Providers from around the country continue to ask Health Quality Partners about its program, he said.

“We explain and they say, ‘Huh, that sounds hard. What do you have that’s cheaper, faster, easier and that works?’ And I say, ‘I don’t have anything, a bag of tricks, like that.’ This was a team-based model that took a lot of years to design and develop.”

Coburn said that federal officials are designing potentially important programs to improve healthcare delivery, but he added that they might be seeking to achieve too much too quickly: “I think some of them are really stunningly difficult in sudden ramp-ups.”

He added that accurately tracking the data generated from these projects could be as important as doing the work itself. Without good data, projects may be seen as successful when they didn’t actually accomplish their goals, or may be seen as failures because essential data just wasn’t recorded.
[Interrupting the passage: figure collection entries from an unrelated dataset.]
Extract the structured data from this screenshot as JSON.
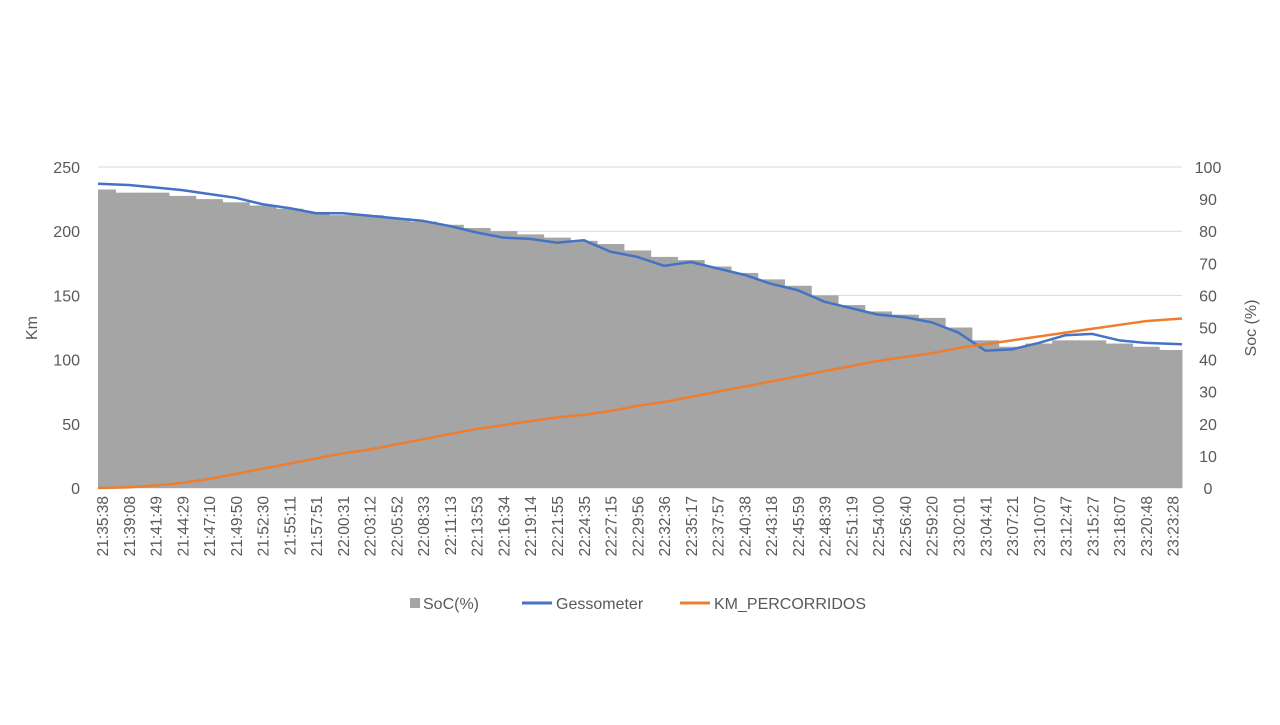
{
  "chart_data": {
    "type": "area+line",
    "title": "",
    "ylabel": "Km",
    "y2label": "Soc (%)",
    "ylim": [
      0,
      250
    ],
    "y2lim": [
      0,
      100
    ],
    "yticks": [
      0,
      50,
      100,
      150,
      200,
      250
    ],
    "y2ticks": [
      0,
      10,
      20,
      30,
      40,
      50,
      60,
      70,
      80,
      90,
      100
    ],
    "grid": true,
    "legend_position": "bottom",
    "colors": {
      "soc": "#a5a5a5",
      "gessometer": "#4472c4",
      "km": "#ed7d31",
      "grid": "#d9d9d9",
      "text": "#595959"
    },
    "categories": [
      "21:35:38",
      "21:39:08",
      "21:41:49",
      "21:44:29",
      "21:47:10",
      "21:49:50",
      "21:52:30",
      "21:55:11",
      "21:57:51",
      "22:00:31",
      "22:03:12",
      "22:05:52",
      "22:08:33",
      "22:11:13",
      "22:13:53",
      "22:16:34",
      "22:19:14",
      "22:21:55",
      "22:24:35",
      "22:27:15",
      "22:29:56",
      "22:32:36",
      "22:35:17",
      "22:37:57",
      "22:40:38",
      "22:43:18",
      "22:45:59",
      "22:48:39",
      "22:51:19",
      "22:54:00",
      "22:56:40",
      "22:59:20",
      "23:02:01",
      "23:04:41",
      "23:07:21",
      "23:10:07",
      "23:12:47",
      "23:15:27",
      "23:18:07",
      "23:20:48",
      "23:23:28"
    ],
    "series": [
      {
        "name": "SoC(%)",
        "type": "area",
        "axis": "right",
        "values": [
          93,
          92,
          92,
          91,
          90,
          89,
          88,
          87,
          86,
          85,
          85,
          84,
          83,
          82,
          81,
          80,
          79,
          78,
          77,
          76,
          74,
          72,
          71,
          69,
          67,
          65,
          63,
          60,
          57,
          55,
          54,
          53,
          50,
          46,
          44,
          45,
          46,
          46,
          45,
          44,
          43
        ]
      },
      {
        "name": "Gessometer",
        "type": "line",
        "axis": "left",
        "values": [
          237,
          236,
          234,
          232,
          229,
          226,
          221,
          218,
          214,
          214,
          212,
          210,
          208,
          204,
          199,
          195,
          194,
          191,
          193,
          184,
          180,
          173,
          176,
          171,
          166,
          159,
          154,
          145,
          140,
          135,
          133,
          129,
          121,
          107,
          108,
          113,
          119,
          120,
          115,
          113,
          112
        ]
      },
      {
        "name": "KM_PERCORRIDOS",
        "type": "line",
        "axis": "left",
        "values": [
          0,
          0.5,
          2,
          4,
          7,
          11,
          15,
          19,
          23,
          27,
          30,
          34,
          38,
          42,
          46,
          49,
          52,
          55,
          57,
          60,
          64,
          67,
          71,
          75,
          79,
          83,
          87,
          91,
          95,
          99,
          102,
          105,
          109,
          112,
          115,
          118,
          121,
          124,
          127,
          130,
          132
        ]
      }
    ]
  }
}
“We’ll be doomed to recommit over and over again, testing things that are of dubious value, if we don’t structure … ways of testing things that will give us important, insightful answers as to what really works,” Coburn said.

Joel Cantor, director of the Rutgers Center for State Health Policy, said he is a big fan of Coburn’s work. He asked Coburn if research is available on effective interventions for Medicaid patients that New Jersey’s Medicaid accountable care organizations could draw from.

He noted that many of the social factors affecting the the health of people with low incomes, including homelessness, and the long-term effects of traumatic experiences in childhood, may be challenging for ACOs to address.

Coburn said he doesn’t know about the available strategies, but the goal will be to find them and “bake them into” the ACOs’ approaches. He noted that it might require many different interventions. And he pointed out that some of the other organizations in the Medicare project that weren’t as successful as Health Quality Partners tried only one or two evidence-based approaches, while his organization used more than 30.

“The reason is that people with complex needx change over time and ...what works at any given point in time for one person isn’t necessarily what they need the next month,” he said.

Jeff Brown directs efforts to prepare the potential Medicaid ACOs with the nonprofit New Jersey Health Care Quality Institute. He said Coburn would be working with these organizations “to really ensure that they’re doing the best they can in a very data-drive manner to care for complex and needy patients.”